Pechatnikov also caused a lot of dissatisfaction among Muscovites with his order to reduce the length of stay in hospitals by half. In 2015-2016, Pechatnikov intervened in a public initiative to rename the Voykovskaya metro station. He, according to many opinions, contributed to the delay and then failure of this undertaking.

In 2017, representatives of the Dissernet community told the medical publication Vademecum that the deputy mayor’s doctoral dissertation was not found in available sources. Representatives of the Central Scientific Medical Library at First Medical Center and the All-Russian Attestation Commission (VAC) also failed to find it. Leonid Pechatnikov said that he defended his doctoral dissertation in France, but it was not found there either.

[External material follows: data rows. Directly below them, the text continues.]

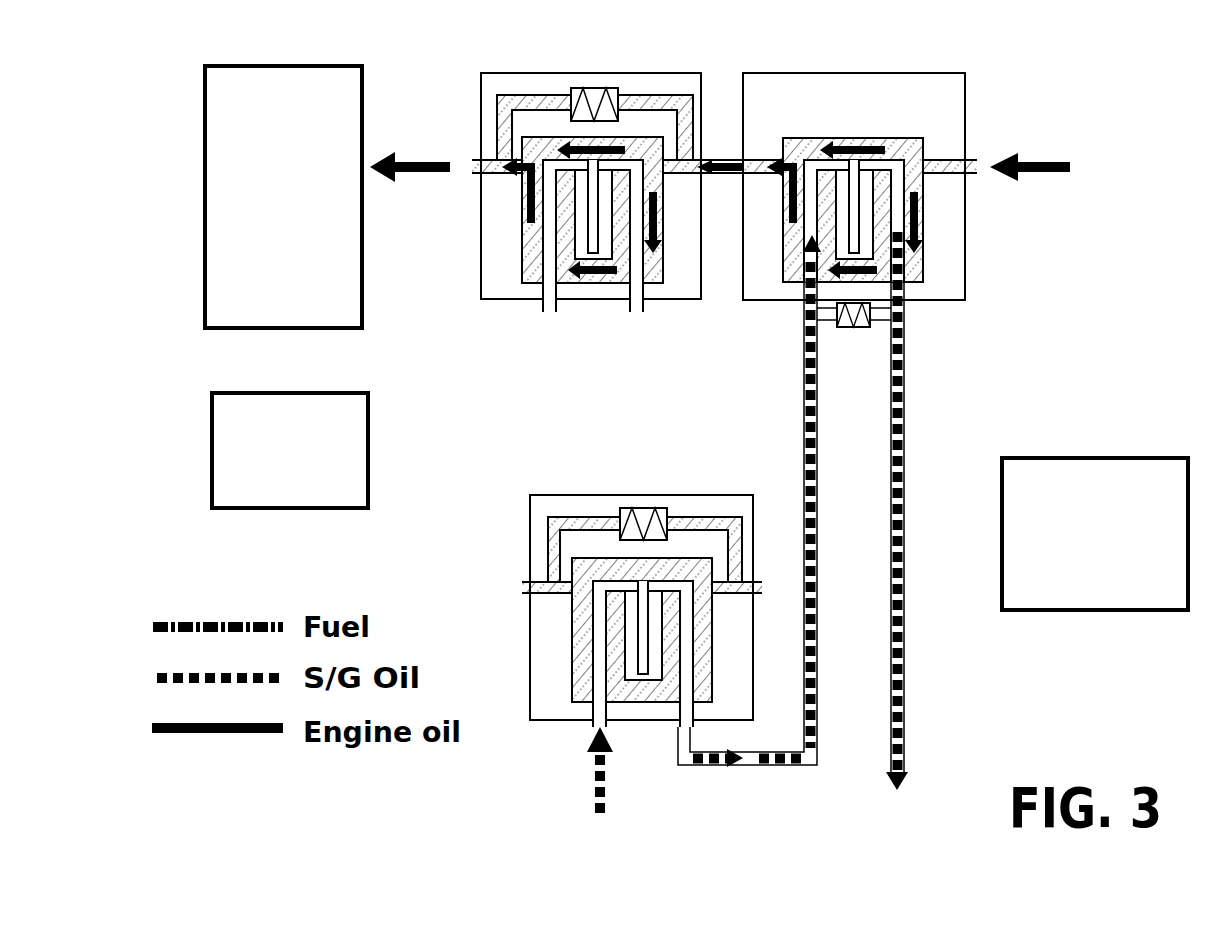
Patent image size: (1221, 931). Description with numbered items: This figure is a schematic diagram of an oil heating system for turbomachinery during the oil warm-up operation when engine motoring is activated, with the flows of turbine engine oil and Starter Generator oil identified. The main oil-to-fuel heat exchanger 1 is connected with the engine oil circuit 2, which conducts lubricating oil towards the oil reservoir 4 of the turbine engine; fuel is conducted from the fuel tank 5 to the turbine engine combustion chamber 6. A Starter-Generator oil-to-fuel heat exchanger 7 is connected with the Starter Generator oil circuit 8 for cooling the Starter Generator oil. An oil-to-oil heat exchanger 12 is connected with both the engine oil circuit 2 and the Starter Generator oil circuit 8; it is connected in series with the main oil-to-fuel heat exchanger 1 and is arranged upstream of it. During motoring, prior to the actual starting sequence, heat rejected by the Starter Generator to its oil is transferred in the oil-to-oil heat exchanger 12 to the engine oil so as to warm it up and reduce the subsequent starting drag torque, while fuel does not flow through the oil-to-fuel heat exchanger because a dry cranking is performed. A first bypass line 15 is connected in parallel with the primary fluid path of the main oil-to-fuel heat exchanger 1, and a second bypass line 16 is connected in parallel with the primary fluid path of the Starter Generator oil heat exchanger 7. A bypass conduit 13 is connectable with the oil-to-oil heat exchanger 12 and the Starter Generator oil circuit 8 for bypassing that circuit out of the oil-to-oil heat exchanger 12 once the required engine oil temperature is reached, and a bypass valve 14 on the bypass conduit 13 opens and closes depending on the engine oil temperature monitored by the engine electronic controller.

The main oil-to-fuel heat exchanger 1 is at (588, 156).
The engine oil circuit 2 is at (415, 173).
The oil reservoir 4 is at (218, 188).
The fuel tank 5 is at (1095, 473).
The combustion chamber 6 is at (226, 420).
The Starter-Generator oil-to-fuel heat exchanger 7 is at (605, 657).
The Starter Generator oil circuit 8 is at (818, 747).
The oil-to-oil heat exchanger 12 is at (956, 97).
The bypass conduit 13 is at (880, 315).
The bypass valve 14 is at (837, 323).
The first bypass line 15 is at (680, 100).
The second bypass line 16 is at (556, 530).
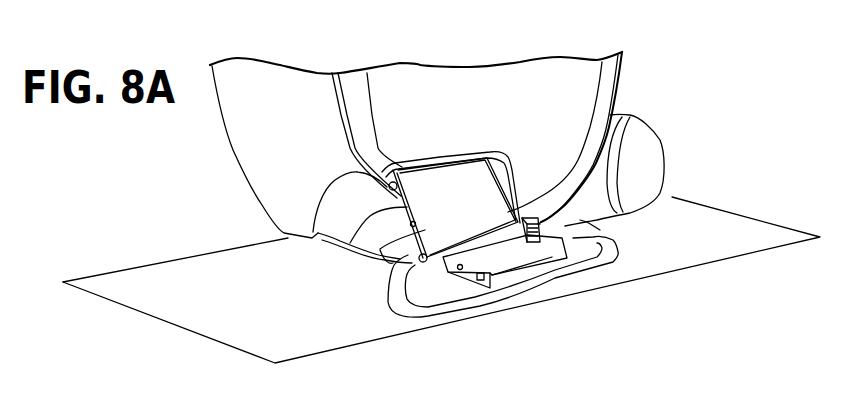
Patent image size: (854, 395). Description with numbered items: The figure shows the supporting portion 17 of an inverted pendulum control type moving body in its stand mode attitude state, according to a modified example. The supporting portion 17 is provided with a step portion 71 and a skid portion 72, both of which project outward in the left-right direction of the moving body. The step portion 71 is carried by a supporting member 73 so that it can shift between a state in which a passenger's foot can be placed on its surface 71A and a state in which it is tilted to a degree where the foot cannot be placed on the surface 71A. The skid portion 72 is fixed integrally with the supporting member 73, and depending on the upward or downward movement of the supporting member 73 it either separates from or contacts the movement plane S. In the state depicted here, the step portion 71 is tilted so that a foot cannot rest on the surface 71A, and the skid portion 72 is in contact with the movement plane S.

The movement plane S is at (140, 298).
The supporting portion 17 is at (643, 233).
The step portion 71 is at (405, 228).
The surface 71A is at (452, 188).
The skid portion 72 is at (470, 295).
The supporting member 73 is at (505, 253).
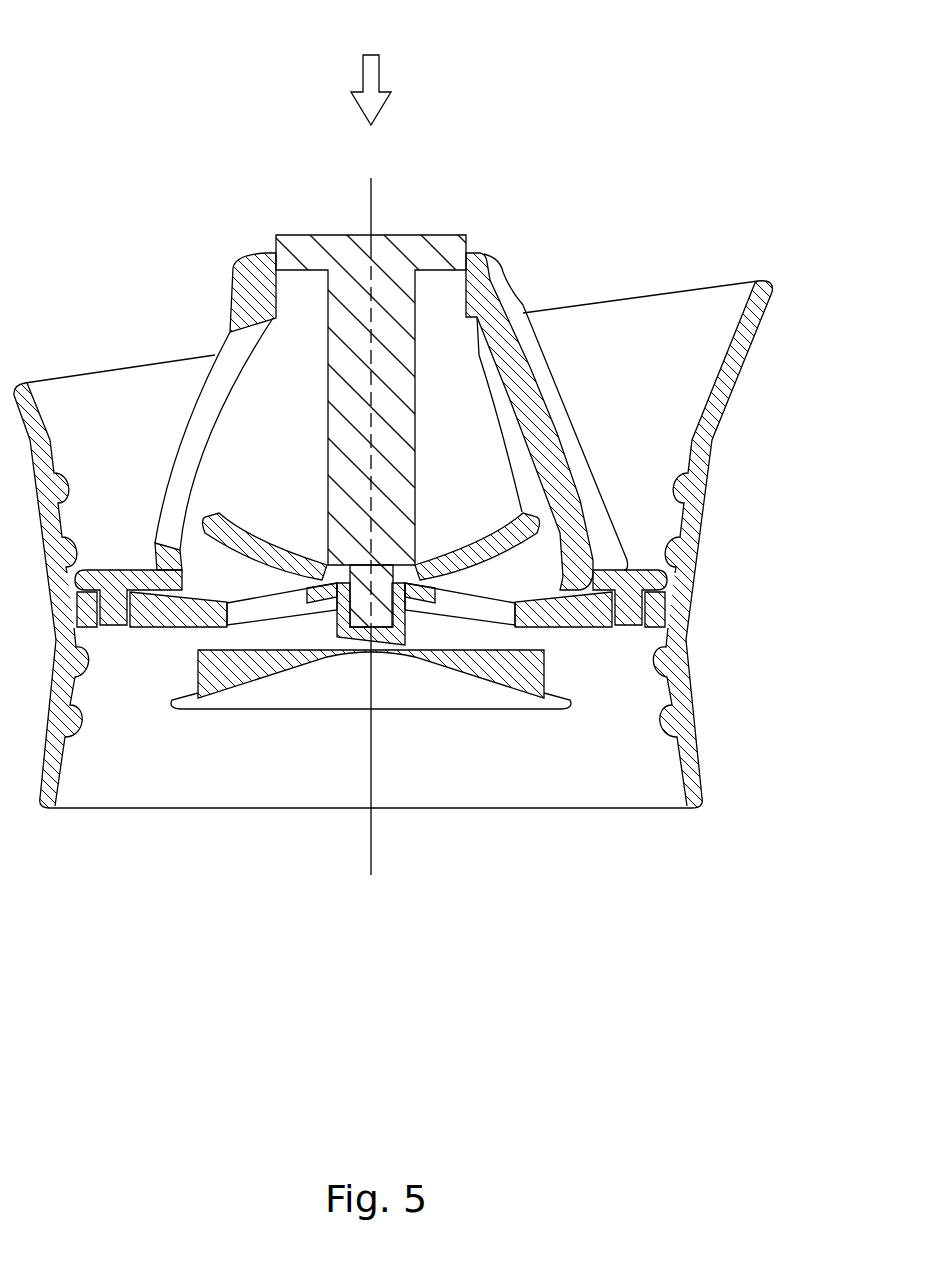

Last year, Life reported that a Moscow official had paid hackers from the Humpty Dumpty group $10 million to “not publish” his business correspondence, and several experts suggested that it was Pechatnikov.

The personal qualities of the now former Moscow official were also the subject of unflattering publications in the press. In particular, they wrote a lot about how Pechatnikov uses ambulances to avoid traffic jams. Reports were published that he was caught misusing cars with special signals during a traffic police raid on Kutuzovsky Prospekt.

Pechatnikov’s last scandalous statement was made on March 21 of this year. The official said that cancer in the final stages in some Asian countries is treated at the expense of the patient, even if there is a state insurance program, and Russia should adopt this experience. This proposal of the vice mayor caused a storm of criticism and indignation.

Pechatnikov’s resignation, unexpected for most, caused, as we learned, panic in a number of state and private structures controlled and subordinate to him. First of all, we are talking about officials and businessmen in the medical field.

Today, a number of sources disseminated information that in addition to Pechatnikov, another critically unpopular Moscow official, Isaac Kalina, head of the Moscow Department of Education, was also fired. However, this information has not yet been confirmed.